Activision and developer Sledgehammer Games have released the first trailer for the Call of Duty: WWII’s story-driven campaign today. While news that the Call of Duty series is returning to its WWII roots has largely been focused on the game’s parallel focus on gameplay — so-called “boots on the ground” multiplayer — the series has always maintained a focus on the campaign modes. Here’s the YouTube description of the campaign:
Call of Duty: WWII tells the story of Private Ronald “Red” Daniels, a young recruit in the U.S. First Infantry Division who experiences combat for the first time on D-Day, one of the largest amphibious assaults in history. After surviving the beaches of Normandy, Red and his squad will fight their way across Europe, engaging the enemy in iconic battle locations such as the Hürtgen Forest and the Battle of the Bulge, as they make their way into Germany.

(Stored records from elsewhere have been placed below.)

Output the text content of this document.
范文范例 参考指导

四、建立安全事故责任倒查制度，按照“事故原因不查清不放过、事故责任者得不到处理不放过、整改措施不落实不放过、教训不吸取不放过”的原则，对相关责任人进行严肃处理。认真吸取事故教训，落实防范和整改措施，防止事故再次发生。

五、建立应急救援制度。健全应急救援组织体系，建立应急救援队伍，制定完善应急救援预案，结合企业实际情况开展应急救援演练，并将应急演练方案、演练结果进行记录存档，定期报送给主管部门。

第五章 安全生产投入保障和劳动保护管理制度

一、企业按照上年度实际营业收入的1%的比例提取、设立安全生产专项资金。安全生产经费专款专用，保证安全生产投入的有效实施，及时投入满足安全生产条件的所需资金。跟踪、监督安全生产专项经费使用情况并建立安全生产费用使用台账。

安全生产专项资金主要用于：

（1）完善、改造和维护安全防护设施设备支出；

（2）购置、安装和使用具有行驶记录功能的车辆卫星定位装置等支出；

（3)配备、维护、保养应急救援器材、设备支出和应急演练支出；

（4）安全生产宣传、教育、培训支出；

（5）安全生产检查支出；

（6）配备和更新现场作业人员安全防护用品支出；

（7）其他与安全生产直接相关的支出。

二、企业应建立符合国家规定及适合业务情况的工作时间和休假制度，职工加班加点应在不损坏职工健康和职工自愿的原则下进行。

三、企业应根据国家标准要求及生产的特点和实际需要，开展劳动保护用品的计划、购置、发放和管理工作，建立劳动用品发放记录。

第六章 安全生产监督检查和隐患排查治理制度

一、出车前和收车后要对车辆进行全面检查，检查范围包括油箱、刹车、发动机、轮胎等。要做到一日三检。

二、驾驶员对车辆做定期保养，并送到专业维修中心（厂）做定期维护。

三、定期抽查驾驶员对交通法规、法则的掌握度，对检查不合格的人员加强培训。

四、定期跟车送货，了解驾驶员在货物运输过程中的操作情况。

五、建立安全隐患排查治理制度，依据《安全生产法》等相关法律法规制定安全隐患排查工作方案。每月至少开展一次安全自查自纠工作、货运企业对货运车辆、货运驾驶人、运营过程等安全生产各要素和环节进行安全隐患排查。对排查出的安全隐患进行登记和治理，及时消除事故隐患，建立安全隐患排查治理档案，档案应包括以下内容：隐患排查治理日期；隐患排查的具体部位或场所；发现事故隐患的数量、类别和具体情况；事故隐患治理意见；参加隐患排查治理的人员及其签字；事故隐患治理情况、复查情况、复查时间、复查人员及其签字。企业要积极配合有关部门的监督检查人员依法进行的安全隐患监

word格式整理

You can see evidence of one of the game’s central conflicts as depicted by Daniels’ superiors, Pierson and Turner, in the trailer. During the game’s reveal event earlier this year, narrative director Scott Whitney told us, “Pierson and Turner have served together for years, so there’s a real bond between the two men. At the same time, they each embody a very different worldview, with Turner embracing a man before the mission philosophy, while Pierson is all about the mission before the man. Over the course of our story we see how these two philosophies come into conflict and how Daniels, caught in the middle, learns to navigate a path for himself.”
There’s no actual first-person gameplay shown; instead, the trailer focuses on its stars, in turn highlighting the facial capture work done to harness their likenesses and performances. While the trailer doesn’t show Nazi concentration camps, it does show trains rounding up Jews, a notable thing to highlight in a video game trailer.
“We’re storytellers,” Sledgehammer co-founder Micheal Condrey told us in April. “Part of that narrative is having fans really be able to experience that for themselves. We don’t want to get into mass graves or things like that. I don’t want to get into the full narrative arc, but suffice it to say there is a flux in human history because of the power of those atrocities committed and we want to tell the whole story.”